あすはひとつあれば事足りる
「う、ぐうっ! なぜ俺は──」
「局長、私たちはいったいどうしたのでしょう?」
「おい、マケリ! 嬢ちゃんが!」
巨大銀狐の言う通りにプラネタリウムを解除したアイシャの布団の上には10頭は居ると見られる銀狐たちが布団をカリカリしている。
「まさかの大漁! 仕留めなくっちゃっ!」
「まてっ、アイシャの無事の確認が先だ」
「そのために助けますっ」
マケリは宣言するや否や駆け出して短剣を突き出す。
そこにいきなり立ち上がるアイシャ。
「うがあーっ! せっかく気持ちよく寝てるのに! あっちいけー!」
驚いた銀狐たちは蜘蛛の子を散らすようにその場を離れて、マケリの短剣はアイシャのお尻に刺さった。
「ひどいよ、マケリさん」
「いや、ひどいのはアイシャちゃんだよぉ。せっかくの一攫千金がぁ」
アイシャはお尻をしきりに気にしているが、どうやら穴は増えていないらしく安堵のため息をついた。
「まあ、でも銀狐の存在は確認出来たしもういいんだよね?」
「ん? ああ、そうだな──」
「局長はなんか浮かない顔してますね。

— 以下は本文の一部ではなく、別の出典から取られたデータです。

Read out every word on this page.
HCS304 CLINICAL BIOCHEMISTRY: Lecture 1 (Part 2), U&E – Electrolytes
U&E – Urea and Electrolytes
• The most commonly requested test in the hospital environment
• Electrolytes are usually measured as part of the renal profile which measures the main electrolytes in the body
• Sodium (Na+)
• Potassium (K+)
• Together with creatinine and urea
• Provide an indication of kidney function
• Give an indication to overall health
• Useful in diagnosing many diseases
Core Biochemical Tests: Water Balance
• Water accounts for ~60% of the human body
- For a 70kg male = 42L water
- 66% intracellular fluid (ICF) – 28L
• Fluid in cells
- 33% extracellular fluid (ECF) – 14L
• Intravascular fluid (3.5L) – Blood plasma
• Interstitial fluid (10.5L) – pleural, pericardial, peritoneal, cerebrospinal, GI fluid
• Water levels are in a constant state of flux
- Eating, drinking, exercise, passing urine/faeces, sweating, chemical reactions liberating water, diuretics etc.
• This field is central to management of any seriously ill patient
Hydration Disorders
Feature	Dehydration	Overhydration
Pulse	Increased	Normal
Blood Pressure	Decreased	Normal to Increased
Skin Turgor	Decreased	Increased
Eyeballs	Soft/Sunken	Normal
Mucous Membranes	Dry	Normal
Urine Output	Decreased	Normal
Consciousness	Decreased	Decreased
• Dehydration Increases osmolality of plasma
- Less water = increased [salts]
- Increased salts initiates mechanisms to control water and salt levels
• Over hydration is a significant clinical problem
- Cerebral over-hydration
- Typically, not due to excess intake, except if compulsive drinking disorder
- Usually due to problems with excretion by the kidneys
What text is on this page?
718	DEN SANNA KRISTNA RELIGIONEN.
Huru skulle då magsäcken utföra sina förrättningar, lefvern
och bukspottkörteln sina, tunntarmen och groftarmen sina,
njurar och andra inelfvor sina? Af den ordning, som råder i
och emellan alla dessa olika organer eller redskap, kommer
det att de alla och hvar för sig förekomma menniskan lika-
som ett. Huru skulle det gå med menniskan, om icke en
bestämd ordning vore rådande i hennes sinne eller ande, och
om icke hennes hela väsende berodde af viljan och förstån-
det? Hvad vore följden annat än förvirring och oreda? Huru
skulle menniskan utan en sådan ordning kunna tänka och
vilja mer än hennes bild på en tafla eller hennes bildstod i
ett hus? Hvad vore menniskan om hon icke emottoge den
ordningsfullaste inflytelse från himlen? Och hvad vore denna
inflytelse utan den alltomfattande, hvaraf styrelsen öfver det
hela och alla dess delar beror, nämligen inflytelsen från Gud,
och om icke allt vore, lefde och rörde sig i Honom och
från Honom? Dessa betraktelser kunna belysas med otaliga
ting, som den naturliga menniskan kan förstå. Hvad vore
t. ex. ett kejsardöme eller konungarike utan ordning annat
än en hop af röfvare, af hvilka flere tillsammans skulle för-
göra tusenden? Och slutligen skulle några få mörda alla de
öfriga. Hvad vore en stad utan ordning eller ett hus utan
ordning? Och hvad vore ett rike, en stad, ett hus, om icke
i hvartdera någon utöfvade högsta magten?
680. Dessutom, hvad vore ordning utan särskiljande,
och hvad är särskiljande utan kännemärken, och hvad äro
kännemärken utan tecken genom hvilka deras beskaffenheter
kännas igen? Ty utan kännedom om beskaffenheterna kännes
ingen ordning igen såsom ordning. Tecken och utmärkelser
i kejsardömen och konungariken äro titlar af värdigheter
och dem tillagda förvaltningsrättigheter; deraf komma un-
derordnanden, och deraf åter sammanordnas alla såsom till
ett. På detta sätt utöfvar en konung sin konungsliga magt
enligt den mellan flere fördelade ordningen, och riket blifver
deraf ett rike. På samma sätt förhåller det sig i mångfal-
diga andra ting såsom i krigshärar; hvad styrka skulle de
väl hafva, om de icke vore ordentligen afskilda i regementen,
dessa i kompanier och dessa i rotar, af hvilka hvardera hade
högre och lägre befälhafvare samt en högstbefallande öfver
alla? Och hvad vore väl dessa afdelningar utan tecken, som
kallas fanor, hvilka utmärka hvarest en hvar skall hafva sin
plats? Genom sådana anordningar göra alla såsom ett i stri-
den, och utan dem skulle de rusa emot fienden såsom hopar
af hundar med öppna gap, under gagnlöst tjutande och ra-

嬢ちゃんの言う通りじゃあないんですかい?」
「いや、そうなんだが、何か。何かを忘れているような気がしてならんのだ」
あの巨大銀狐は『外の連中は我を見た記憶など残っておらん。好きにごまかすがよい』とだけ言ってアイシャに押し付けたのだ。
(その上で──きっと銀狐たちを死なせるなって事だったんだよね? どう見ても家族か眷属だもの)
マケリが突っ込んできてたのも、短剣が銀狐を狙っていたのもわかっていてお尻に穴が開くリスクを買ってでたアイシャ。
「もう歳かも知れんな俺も」
「そんな事ないよ。禿げるまでは現役でいけるよ」
「お前と関わると妙な体験ばかりだ。問題は解決したのだから俺はさっさと帰るぞ」
4人は静かに馬車に揺られて街へと帰って行った。